Хочется получить инсайд, интересные сюжеты, героев, факты, но если бы само сообщество охотно делилось, было бы проще. Многие пугаются образности, и вообще факт твоего существования как представителя художественной среды — это часто уже сам по себе триггер.
[ К. Р. ] Верите ли вы в возможность совместного проекта художника и теоретика как команды, а не в формате «консультант — иллюстратор»? Были ли у вас совместные проекты?
[ E. И. ] Нет, я не очень верю в совместную работу — по причине разных целей. Художник делает законченное произведение, ему редко удается преодолеть нарратив. А у антрополога, социолога, историка эта проблема является одной из центральных. Расскажу о своем опыте работы с Михалом Муравски. Это архитектурный антрополог, который приехал в Москву изучать парк «Зарядье» на этапе строительства. Я снимал фильм о нем, и это была немного комедия: элегантно одетый мужчина зачем-то пробирается в городок строителей, где начинает вести беседы с работягами о трудовой этике, что в итоге заканчивается распитием алкоголя в вагончике и обсуждением наследия Ленина. Потом он попросил меня переделать фильм по его заказу на выставку. Здесь сразу появился конфликт: я снимал фильм о нем, а он хотел фильм-наблюдение. В результате я начал другое кино. Но от материала далеко не уйдешь, поэтому оно поменялось не очень сильно.
[ К. Р. ] Вы не раз подчеркнули, что документальный материал очень важен для вас при создании картины. Формирует ли ваше кино знание?

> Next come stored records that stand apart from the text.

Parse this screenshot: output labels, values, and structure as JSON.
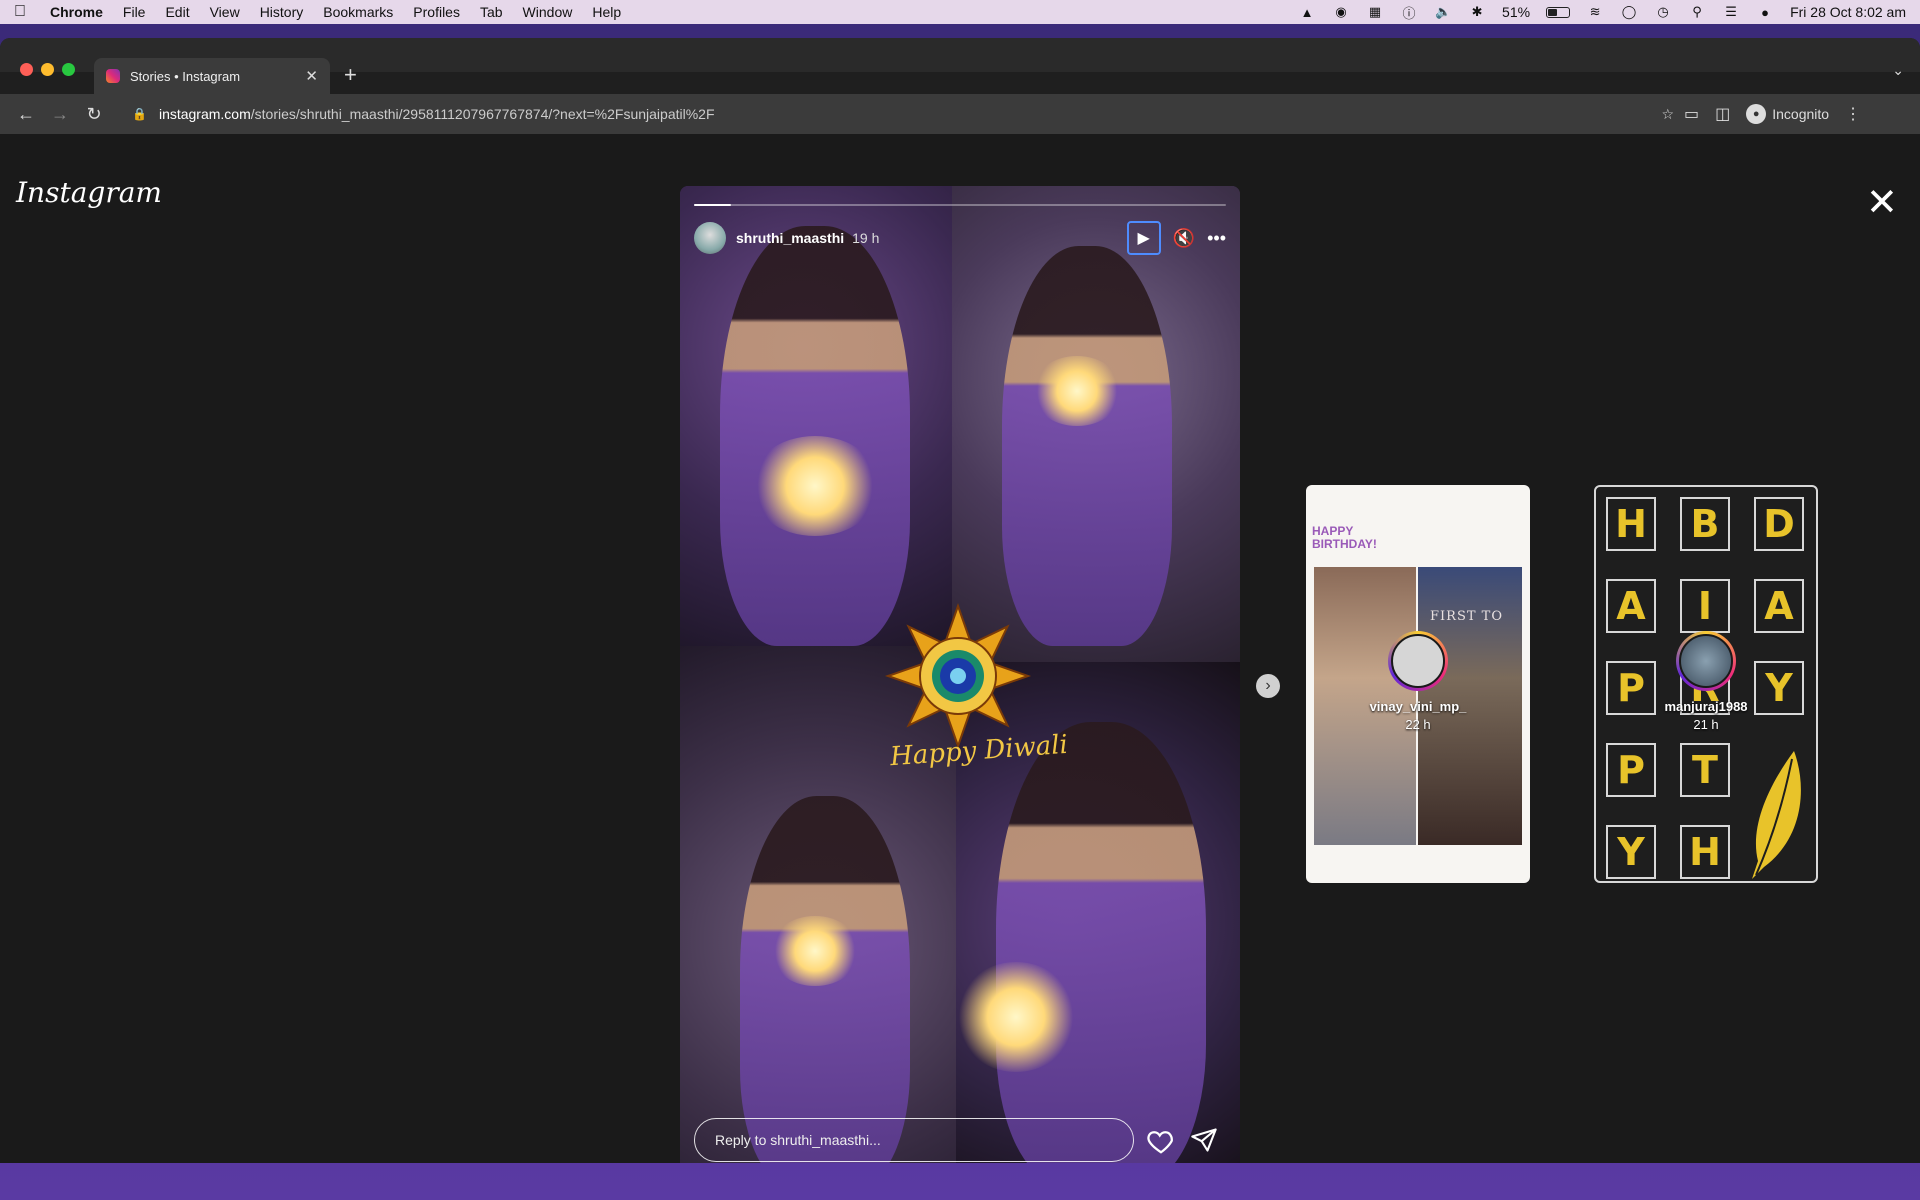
{
  "menubar": {
    "app": "Chrome",
    "items": [
      "File",
      "Edit",
      "View",
      "History",
      "Bookmarks",
      "Profiles",
      "Tab",
      "Window",
      "Help"
    ],
    "battery": "51%",
    "battery_level": 0.51,
    "datetime": "Fri 28 Oct  8:02 am"
  },
  "browser": {
    "tab_title": "Stories • Instagram",
    "url_host": "instagram.com",
    "url_path": "/stories/shruthi_maasthi/2958111207967767874/?next=%2Fsunjaipatil%2F",
    "profile_label": "Incognito"
  },
  "instagram": {
    "logo": "Instagram",
    "story": {
      "username": "shruthi_maasthi",
      "time": "19 h",
      "progress": 0.07,
      "overlay_text": "Happy Diwali",
      "reply_placeholder": "Reply to shruthi_maasthi..."
    },
    "previews": [
      {
        "username": "vinay_vini_mp_",
        "time": "22 h",
        "badge_line1": "HAPPY",
        "badge_line2": "BIRTHDAY!",
        "photo_text": "FIRST TO"
      },
      {
        "username": "manjuraj1988",
        "time": "21 h",
        "letters": [
          "H",
          "B",
          "D",
          "A",
          "I",
          "A",
          "P",
          "R",
          "Y",
          "P",
          "T",
          "Y",
          "H"
        ]
      }
    ]
  },
  "colors": {
    "accent_focus": "#4e8cff",
    "tile_gold": "#e8c32a"
  }
}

[ E. И. ] Для меня знание — это описание какого-то феномена, изучение результата чьего-то наблюдения за феноменом, стремящееся к объективности. Документ — это не знание, мы разве что можем его использовать в получении знания. Может быть, мои работы — попытка произвести художественное знание, но оно точно не научное. Однако я хочу, чтобы человек мог его использовать как опору в изучении интересного ему явления. Мне важно, чтобы визуальный опыт наблюдения зрителя моих фильмов соответствовал реальности и чтобы человек мог на него ссылаться в беседе о проблеме, которой посвящен фильм. Я считаю, что это нормально — говоря о какой-то проблеме в обществе, ссылаться на кино.

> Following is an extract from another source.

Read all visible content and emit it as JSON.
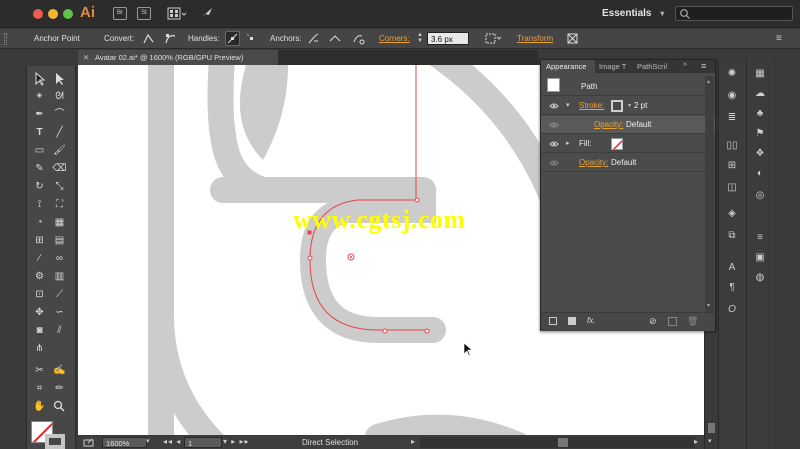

Я создаю свое субъективное знание, где любая проблема построена на системе образов. К науке это прямого отношения не имеет. Зато есть кое-что другое. Я сошлюсь на теорию историков Роберта Розенстоуна и Хейдена Уайта о том, что такое исторический фильм с точки зрения науки. Кино о прошлом не может толком дать зрителю знание, но оно может дать ощущение прошлого, дать почувствовать, что было другое время и люди были другие. Для меня как для автора это не решает проблему театральности исторического фильма. Но позволяет думать о фильме шире. Печатный текст этого ощущения дать не может, а вот форма кино может стать ключом для передачи такого опыта. Также и фильм о настоящем не будет решать проблему настоящего, но зато дает нам возможность прикоснуться к этому опыту и как минимум этот опыт фиксирует. Кино — это про мимолетность, которая исчезает, а мы ее захватываем.